Back in the magnet factory, we had a department superintendent who, it seemed, could never give a straight answer. Instead, he would tell you a long narrative with many clauses, digressions and interesting words, but no substance. We called it “negative knowledge”—after listening to Bill, you knew less than before you asked the question.
Negative knowledge is a dangerous thing, but so is thinking you know the answer when your wisdom is wrong or outdated. I was recently reminded of this when doing the simple task of changing a set of rack boots on my car. Rack boots are rubber accordions that seal the joints between the steering rack and the inner tie rods, with a big inner diameter clamped at the rack housing, and a small outer diameter clamped around the tie rod. I found mine broken while replacing some other suspension parts, so I ordered a set and, while I was waiting, decided to remove the old boots.
It’s an obvious and simple job, but I always like to review the shop manual, which was explicit—the first step is to remove the outer tie rod ends. That’s a little fiddly because you want to put the ends back on in the same position to preserve the wheel alignment, so you mark them and count the turns it takes to unthread them. The right side went smoothly and soon that end was off. The left side was seized, so I progressively deployed my arsenal of penetrating oils, larger wrenches and eventually, the Mapp gas torch, all with no success. After a couple of hours of that, I gave up, decided to replace the tie rods, put a set on order and planned an alignment after all.

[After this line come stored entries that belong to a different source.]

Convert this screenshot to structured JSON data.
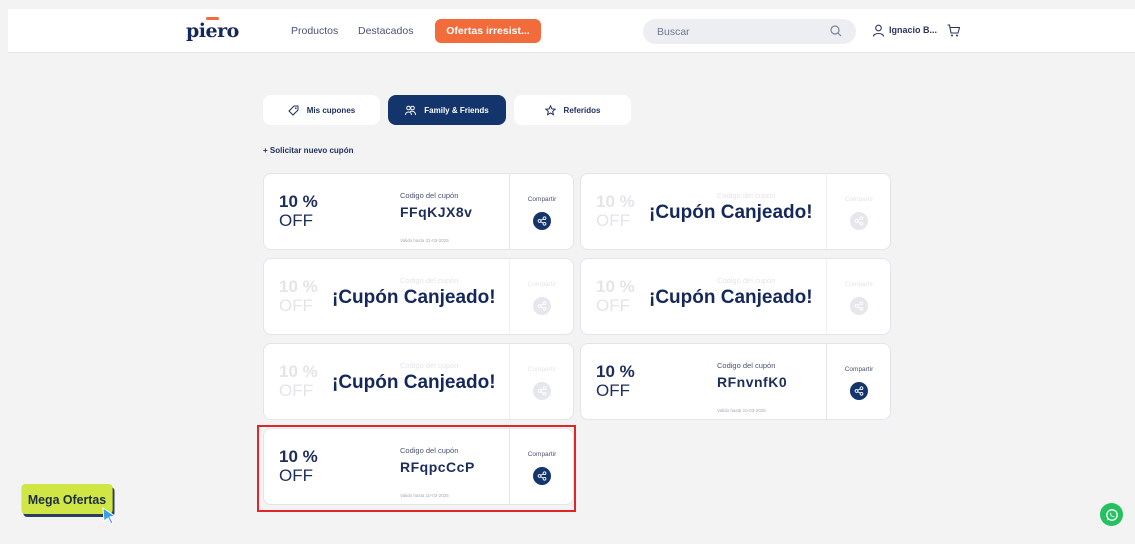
{
  "header": {
    "logo": "piero",
    "nav": {
      "products": "Productos",
      "featured": "Destacados",
      "offers": "Ofertas irresist..."
    },
    "search": {
      "placeholder": "Buscar"
    },
    "user": {
      "name": "Ignacio B..."
    }
  },
  "tabs": [
    {
      "label": "Mis cupones",
      "icon": "tag-icon",
      "active": false
    },
    {
      "label": "Family & Friends",
      "icon": "people-icon",
      "active": true
    },
    {
      "label": "Referidos",
      "icon": "star-icon",
      "active": false
    }
  ],
  "request_link": "+ Solicitar nuevo cupón",
  "coupons": [
    {
      "percent": "10 %",
      "off": "OFF",
      "code_label": "Codigo del cupón",
      "code": "FFqKJX8v",
      "valid": "Valido hasta 31-03-2025",
      "share_label": "Compartir",
      "redeemed": false
    },
    {
      "percent": "10 %",
      "off": "OFF",
      "code_label": "Codigo del cupón",
      "code": "",
      "valid": "",
      "share_label": "Compartir",
      "redeemed": true
    },
    {
      "percent": "10 %",
      "off": "OFF",
      "code_label": "Codigo del cupón",
      "code": "",
      "valid": "",
      "share_label": "Compartir",
      "redeemed": true
    },
    {
      "percent": "10 %",
      "off": "OFF",
      "code_label": "Codigo del cupón",
      "code": "",
      "valid": "",
      "share_label": "Compartir",
      "redeemed": true
    },
    {
      "percent": "10 %",
      "off": "OFF",
      "code_label": "Codigo del cupón",
      "code": "",
      "valid": "",
      "share_label": "Compartir",
      "redeemed": true
    },
    {
      "percent": "10 %",
      "off": "OFF",
      "code_label": "Codigo del cupón",
      "code": "RFnvnfK0",
      "valid": "Valido hasta 10-03-2025",
      "share_label": "Compartir",
      "redeemed": false
    },
    {
      "percent": "10 %",
      "off": "OFF",
      "code_label": "Codigo del cupón",
      "code": "RFqpcCcP",
      "valid": "Valido hasta 10-03-2025",
      "share_label": "Compartir",
      "redeemed": false
    }
  ],
  "redeemed_text": "¡Cupón Canjeado!",
  "mega_offers": "Mega Ofertas",
  "colors": {
    "primary": "#14346c",
    "accent": "#f26b3a",
    "highlight": "#e02626",
    "mega": "#cfe645",
    "whatsapp": "#25c05f"
  }
}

But when I continued on to remove the boots, I discovered that, unlike any others I’d done, instead of a small outer diameter, these have a large outer diameter clamped around a rubber donut that is part of inner tie rod—they fit over the outer tie rod ends and can be replaced without removing the outer tie rods. D'oh. If I'd looked it up on the forums, I would have saved a couple hundred dollars as well as the time (and danger) of the escalated wrench and torch work.
Not long after that job, my son in Tucson came home from work on a Friday evening to a broken central air conditioner. Daytime temperatures were already over 100 °F, so he called to ask if I had any advice on fixing it. The air handler was running but not blowing cold, so I directed him outside to the condenser unit, where he found the compressor grumbling but the fan standing still. I told him it could be a bad fan motor, wiring or contactor—all, I thought, beyond his skillset and not likely to be fixed over a weekend—so I suggested he might try laying a box fan on the unit and seeing if that would let it work. He bought a cheap box fan, but for some reason, it stopped running after a couple of minutes. I said he should probably call for service in the morning.
Later that night, he texted me that he had read on the web about motor starting circuits and capacitors. It said to try giving the fan a spin with a coat hanger, so he did, and it ran. But after a while of blowing cold, the fan turned off and didn’t restart. I texted back about calling for service in the morning.
In the morning, he texted me that he used the Fluke meter I gave him to test the capacitor. One side read normally, but the other side read zero, and where can he get a capacitor? I congratulated him on not electrocuting himself (and myself for giving him the meter), and told him they come from appliance parts stores, or from HVAC or motor shops, which are closed on weekends. A few minutes later, he texted back that Amazon would deliver the correct capacitor to him on Sunday. By Sunday afternoon he had fixed his A/C for a total of $18.
I think my knowledge is still more positive than negative, but I’m no longer assuming anything. The crowd has the latest information, the web makes it easy to find, and the logistics (an A/C motor capacitor on Sunday!) are flat amazing. Live, and learn.